Cystic fibrosis (CF) is the most common genetic disease in North America. However, for many years, we had no reliable test to identify a carrier of the disease. Fortunately, the cystic fibrosis gene was isolated and characterized in 1989, and it then became possible to find mutations in the cystic fibrosis gene of suspected carriers by studying the nucleotide sequence of the DNA.

Emily's mother remembers that family members can be silent carriers of a CF mutation; knowing about the discovery of the CF gene, she seeks genetic counseling. In 1991, she and her husband have samples of DNA taken for testing; the tests do not reveal any of the common CF mutations known at the time. After additional tests, it is concluded that the risk to Emily for CF is very low. The pregnancy continues; Emily is born.

Meanwhile, genetic testing of other family members leads to the discovery of the mutations that caused cystic fibrosis in Jennifer. Members of the family who wish to know whether they are carriers of those mutations are tested. Now, armed with the knowledge that Jennifer's gene has given them, Jennifer's surviving family members can live a stronger life understanding the true risk of transmitting cystic fibrosis disease.

This particular story has personal significance for me. Emily is my granddaughter; she is visiting with me as I write this story.

Three different stories reveal how knowledge of DNA molecules, of heredity, of human histories, and of genetics (both the scientific discipline and its medical applications) can be helpful.
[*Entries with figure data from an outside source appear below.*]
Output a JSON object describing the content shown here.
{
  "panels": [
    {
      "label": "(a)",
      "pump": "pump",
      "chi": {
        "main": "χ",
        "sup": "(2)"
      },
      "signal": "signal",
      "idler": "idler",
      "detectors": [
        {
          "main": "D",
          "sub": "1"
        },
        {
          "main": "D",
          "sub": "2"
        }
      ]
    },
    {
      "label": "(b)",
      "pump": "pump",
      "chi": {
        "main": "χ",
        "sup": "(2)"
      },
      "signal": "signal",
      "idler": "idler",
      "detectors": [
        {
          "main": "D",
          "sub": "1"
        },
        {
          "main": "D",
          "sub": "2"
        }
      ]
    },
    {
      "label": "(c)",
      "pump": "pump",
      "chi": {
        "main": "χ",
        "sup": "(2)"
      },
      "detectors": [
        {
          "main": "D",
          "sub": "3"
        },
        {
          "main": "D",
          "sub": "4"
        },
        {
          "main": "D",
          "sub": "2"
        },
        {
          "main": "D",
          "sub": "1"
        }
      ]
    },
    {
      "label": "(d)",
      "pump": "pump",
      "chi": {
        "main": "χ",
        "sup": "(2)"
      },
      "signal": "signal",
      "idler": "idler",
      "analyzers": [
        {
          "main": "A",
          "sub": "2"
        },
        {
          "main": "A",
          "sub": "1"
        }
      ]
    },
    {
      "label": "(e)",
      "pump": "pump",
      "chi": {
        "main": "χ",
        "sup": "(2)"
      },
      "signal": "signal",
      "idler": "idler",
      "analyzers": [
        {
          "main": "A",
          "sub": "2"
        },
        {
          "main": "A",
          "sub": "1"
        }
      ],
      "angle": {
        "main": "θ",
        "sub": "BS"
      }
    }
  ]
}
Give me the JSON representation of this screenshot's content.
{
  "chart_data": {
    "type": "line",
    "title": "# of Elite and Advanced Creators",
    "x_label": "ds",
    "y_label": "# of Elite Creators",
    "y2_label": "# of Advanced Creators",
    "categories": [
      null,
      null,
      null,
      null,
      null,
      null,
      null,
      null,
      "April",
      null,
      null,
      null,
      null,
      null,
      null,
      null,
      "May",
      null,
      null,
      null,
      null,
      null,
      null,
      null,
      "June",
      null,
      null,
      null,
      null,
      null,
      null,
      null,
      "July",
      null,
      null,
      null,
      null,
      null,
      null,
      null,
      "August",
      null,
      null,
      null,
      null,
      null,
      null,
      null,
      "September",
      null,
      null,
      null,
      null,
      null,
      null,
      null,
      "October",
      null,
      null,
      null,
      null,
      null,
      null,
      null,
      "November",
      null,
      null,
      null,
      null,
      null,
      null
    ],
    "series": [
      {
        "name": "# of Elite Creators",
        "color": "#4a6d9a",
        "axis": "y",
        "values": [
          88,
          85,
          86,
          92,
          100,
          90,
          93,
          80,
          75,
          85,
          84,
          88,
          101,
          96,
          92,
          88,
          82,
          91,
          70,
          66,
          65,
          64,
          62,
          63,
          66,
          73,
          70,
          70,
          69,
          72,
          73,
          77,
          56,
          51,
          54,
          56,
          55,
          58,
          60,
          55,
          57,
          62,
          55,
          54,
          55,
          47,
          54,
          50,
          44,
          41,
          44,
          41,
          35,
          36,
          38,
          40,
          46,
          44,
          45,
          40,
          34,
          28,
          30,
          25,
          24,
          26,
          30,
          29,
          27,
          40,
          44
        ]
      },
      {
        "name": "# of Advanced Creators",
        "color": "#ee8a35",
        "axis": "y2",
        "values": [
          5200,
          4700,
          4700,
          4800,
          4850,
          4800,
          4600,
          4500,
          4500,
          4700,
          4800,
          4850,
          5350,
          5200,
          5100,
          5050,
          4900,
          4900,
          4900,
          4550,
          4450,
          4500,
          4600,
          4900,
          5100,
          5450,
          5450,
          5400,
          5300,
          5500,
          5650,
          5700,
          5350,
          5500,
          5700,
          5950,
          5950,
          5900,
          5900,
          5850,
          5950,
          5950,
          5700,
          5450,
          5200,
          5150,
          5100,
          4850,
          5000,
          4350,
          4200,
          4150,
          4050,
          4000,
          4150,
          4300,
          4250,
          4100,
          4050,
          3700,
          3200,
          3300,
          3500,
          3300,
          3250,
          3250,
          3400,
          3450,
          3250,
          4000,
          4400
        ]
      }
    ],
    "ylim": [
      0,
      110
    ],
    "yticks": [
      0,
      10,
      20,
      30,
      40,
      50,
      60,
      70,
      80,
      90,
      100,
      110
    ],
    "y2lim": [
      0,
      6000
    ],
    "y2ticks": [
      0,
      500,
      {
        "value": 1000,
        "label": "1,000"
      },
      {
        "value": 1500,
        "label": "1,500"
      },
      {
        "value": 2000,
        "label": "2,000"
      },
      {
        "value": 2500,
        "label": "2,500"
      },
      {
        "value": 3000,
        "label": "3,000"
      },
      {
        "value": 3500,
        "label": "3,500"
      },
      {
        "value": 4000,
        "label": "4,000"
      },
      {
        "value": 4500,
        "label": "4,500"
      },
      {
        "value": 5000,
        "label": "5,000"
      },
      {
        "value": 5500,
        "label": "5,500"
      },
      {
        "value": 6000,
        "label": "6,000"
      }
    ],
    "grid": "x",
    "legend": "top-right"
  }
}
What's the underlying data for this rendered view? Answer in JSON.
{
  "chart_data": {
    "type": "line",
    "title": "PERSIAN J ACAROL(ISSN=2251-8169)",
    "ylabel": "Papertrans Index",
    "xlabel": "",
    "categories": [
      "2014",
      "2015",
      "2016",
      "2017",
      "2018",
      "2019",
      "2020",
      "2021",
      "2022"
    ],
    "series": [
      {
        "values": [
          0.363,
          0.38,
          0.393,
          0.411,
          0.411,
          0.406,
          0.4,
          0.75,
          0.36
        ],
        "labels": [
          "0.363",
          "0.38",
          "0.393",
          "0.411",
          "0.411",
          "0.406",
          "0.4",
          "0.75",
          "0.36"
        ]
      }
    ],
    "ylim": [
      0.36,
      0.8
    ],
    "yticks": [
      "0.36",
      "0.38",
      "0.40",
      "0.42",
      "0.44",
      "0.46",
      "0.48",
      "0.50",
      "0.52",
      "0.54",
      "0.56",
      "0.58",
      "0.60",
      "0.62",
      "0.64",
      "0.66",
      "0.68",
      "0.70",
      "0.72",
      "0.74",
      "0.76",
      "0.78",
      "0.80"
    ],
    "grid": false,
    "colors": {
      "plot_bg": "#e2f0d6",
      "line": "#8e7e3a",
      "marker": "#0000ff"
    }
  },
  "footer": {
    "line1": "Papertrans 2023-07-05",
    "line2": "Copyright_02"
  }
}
There are many more stories worldwide, and many among your own families in Acadiana. Accordingly, I recognize five types of knowledge: the unknowable, the unknown, the known, the I-don't-want-to-know, and the forbidden. In relation to genetics, each of us harbors one or other of these forms of knowledge. Which do you recognize? You are free to choose. Your choice will bear on the answers to your questions: Who am I? Where is here?